The story going round afterwards was that somebody shouted 'Bombs'
causing a panic, a woman carrying a baby fell down and everyone else
fell on top of her. People couldn't get in or out as there was only a
small door open.
My dad's sister Lydia Sinnock who lived at 6 Morpeth street used to
go down the tube every night to avoid the bombings.
The next day when people didn’t return home their relatives started
searching for them, in some cases finding the victims was made more
difficult because there was nothing to identify them. Their
belongings had been stolen. My aunt Lyd used to take all of valuables
such as jewellery, money, ration book etc down the tube with her. It
took two days to find her, she was in St Johns church but had no
identification on her. All of her jewellery including a heavy gold
sovereign necklace that you can see in the picture, a bracelet, and
half sovereign watch were missing. On her face was the mark of a heel
of a mans shoe where shed been trodden on. The looters had a good day.

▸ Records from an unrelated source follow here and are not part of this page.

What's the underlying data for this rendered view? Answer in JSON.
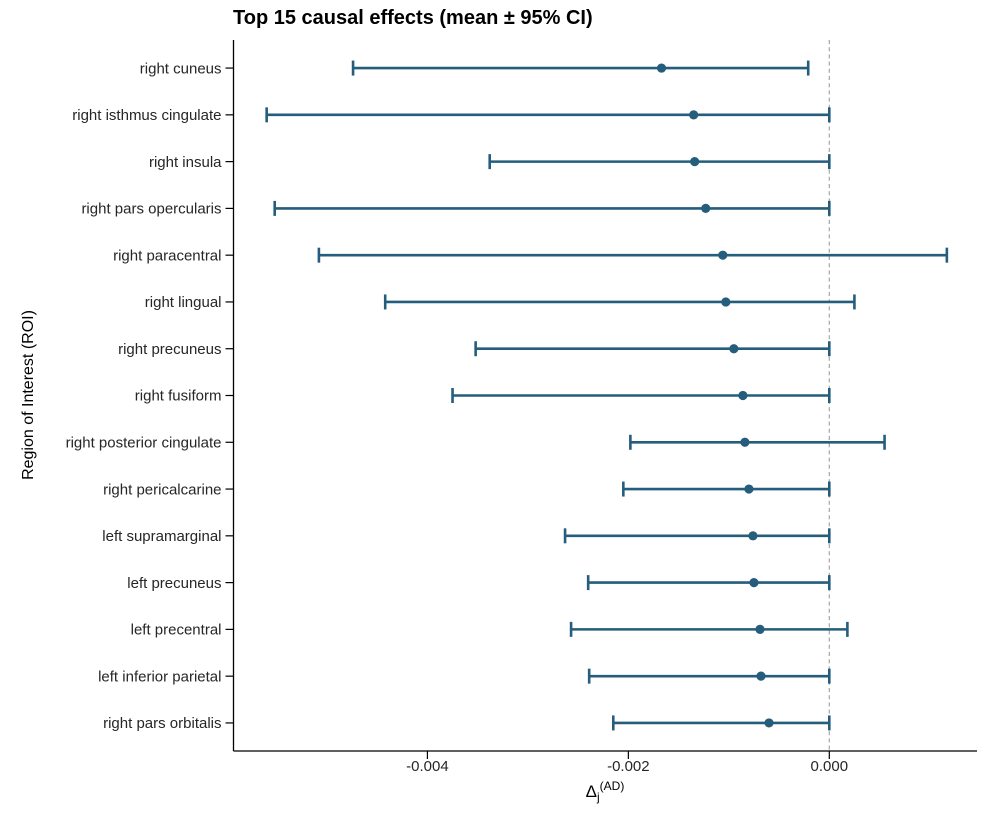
{
  "chart_data": {
    "type": "scatter",
    "variant": "horizontal-errorbar-forest-plot",
    "title": "Top 15 causal effects (mean ± 95% CI)",
    "ylabel": "Region of Interest (ROI)",
    "xlabel": {
      "base": "Δ",
      "sub": "j",
      "sup": "(AD)"
    },
    "categories": [
      "right cuneus",
      "right isthmus cingulate",
      "right insula",
      "right pars opercularis",
      "right paracentral",
      "right lingual",
      "right precuneus",
      "right fusiform",
      "right posterior cingulate",
      "right pericalcarine",
      "left supramarginal",
      "left precuneus",
      "left precentral",
      "left inferior parietal",
      "right pars orbitalis"
    ],
    "series": [
      {
        "name": "mean ± 95% CI",
        "means": [
          -0.00167,
          -0.00135,
          -0.00134,
          -0.00123,
          -0.00106,
          -0.00103,
          -0.00095,
          -0.00086,
          -0.00084,
          -0.0008,
          -0.00076,
          -0.00075,
          -0.00069,
          -0.00068,
          -0.0006
        ],
        "ci_low": [
          -0.00474,
          -0.0056,
          -0.00338,
          -0.00552,
          -0.00508,
          -0.00442,
          -0.00352,
          -0.00375,
          -0.00198,
          -0.00205,
          -0.00263,
          -0.0024,
          -0.00257,
          -0.00239,
          -0.00215
        ],
        "ci_high": [
          -0.00021,
          0.0,
          0.0,
          0.0,
          0.00117,
          0.00025,
          0.0,
          0.0,
          0.00055,
          0.0,
          0.0,
          0.0,
          0.00018,
          0.0,
          0.0
        ]
      }
    ],
    "xticks": {
      "values": [
        -0.004,
        -0.002,
        0.0
      ],
      "labels": [
        "-0.004",
        "-0.002",
        "0.000"
      ]
    },
    "xlim": [
      -0.00593,
      0.00147
    ],
    "zero_line": 0.0,
    "grid": false,
    "legend": false,
    "colors": {
      "point": "#255d7c",
      "errorbar": "#255d7c",
      "zero_line": "#a6a6a6",
      "axis": "#000000",
      "tick_text": "#262626",
      "title_text": "#000000"
    }
  }
}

My pal lost two children, Joan & Tony Spicer. They lived in Bonwell street.
There wasn't any bombs dropped on Bethnal Green that night. The only
thing that did go off was the gun that used to go up and down the
railway from Hackney to Liverpool Street. This is what they thought
was a bomb. This is the night the docks was set alight.
The number of funerals was terrible, 10-12 a day, going to Manor Park
cemetery. 173 lives lost and not a bomb dropped on Bethnal Green.
My aunt Lydia was aged 62 and was a wonderful lady.